Já em comunicado, a FAPPC refere que “especialistas nacionais e internacionais das áreas da saúde e da deficiência estão a solicitar aos diferentes governos que implementem urgentemente ações de resposta direcionadas às pessoas com deficiência, às suas famílias e ao setor dos serviços e instituições que prestam apoio a esta população, tendo em conta a covid-19”.

A federação pede que seja garantido que todas as instituições que prestam serviços relacionados com a covid-19, incluindo os testes de diagnóstico, estejam acessíveis, e que isto seja claramente comunicado às pessoas com deficiência e aos seus cuidadores.

Reforçar a disponibilidade de consultas por videoconferência ou por telefone, que incluam os apoios de saúde especializados orientados para as pessoas com deficiência ou criar uma linha direta dedicada às pessoas com deficiência, às suas famílias e aos serviços e instituições de apoio à deficiência”, são outras das reivindicações.

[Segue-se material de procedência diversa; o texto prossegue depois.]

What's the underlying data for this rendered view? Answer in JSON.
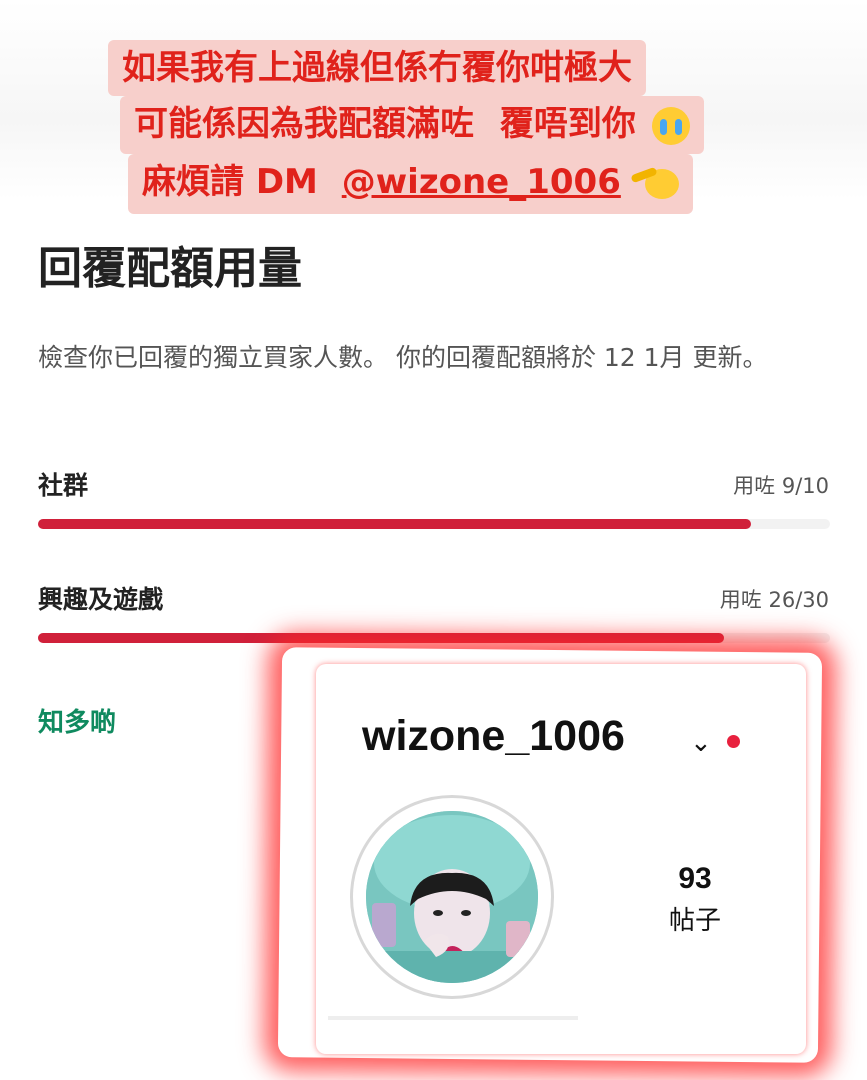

A federação também pede que esteja previsto que as pessoas com deficiência, principalmente quando em quarentena, tenham acesso rápido ao apoio necessário e pede acesso e sem custo a equipamentos de proteção individual, incluindo máscaras e desinfetantes.

O rápido reforço das orientações dadas aos cuidadores de instituições, nomeadamente das unidades residenciais, para o controle de infeção, ou a criação de uma reserva de pessoas que permita um recrutamento rápido para prestar cuidados a pessoas com deficiência, são outras das recomendações.

A FAPPC alerta, ainda, que alguns cuidadores e funcionários de instituições habituais podem ter de se ausentar para cuidar de seus familiares, situação que poderá significar, lê-se na nota, “o pagamento temporário a outros cuidadores que prestem cuidados à pessoa com deficiência”

Desenvolver um plano coordenado, implementado através das Comissões de Proteção de Crianças e Jovens, bem como de idosos, para lidar com o potencial aumento da violência, abuso e negligência contra pessoas com deficiência, devido ao isolamento social e à interrupção das atividades de vida diárias” é outra das sugestões descrita pela FAPPC.

Esta instituição quer ainda que seja garantido que “os serviços e as instituições que prestam apoios especializados não essenciais permanecem financeiramente sustentáveis, tendo em conta a suspensão temporária das suas atividades” e pede que seja garantido que “as pessoas com deficiência que ainda não têm apoio das instituições a elas direcionadas, mas vulneráveis à covid-19, recebam os apoios de que necessitam”.

Em Portugal, a Direção-Geral da Saúde (DGS) elevou esta sexta-feira o número de casos confirmados de infeção para 1.020, mais 235 do que na quinta-feira, o número de mortos para seis.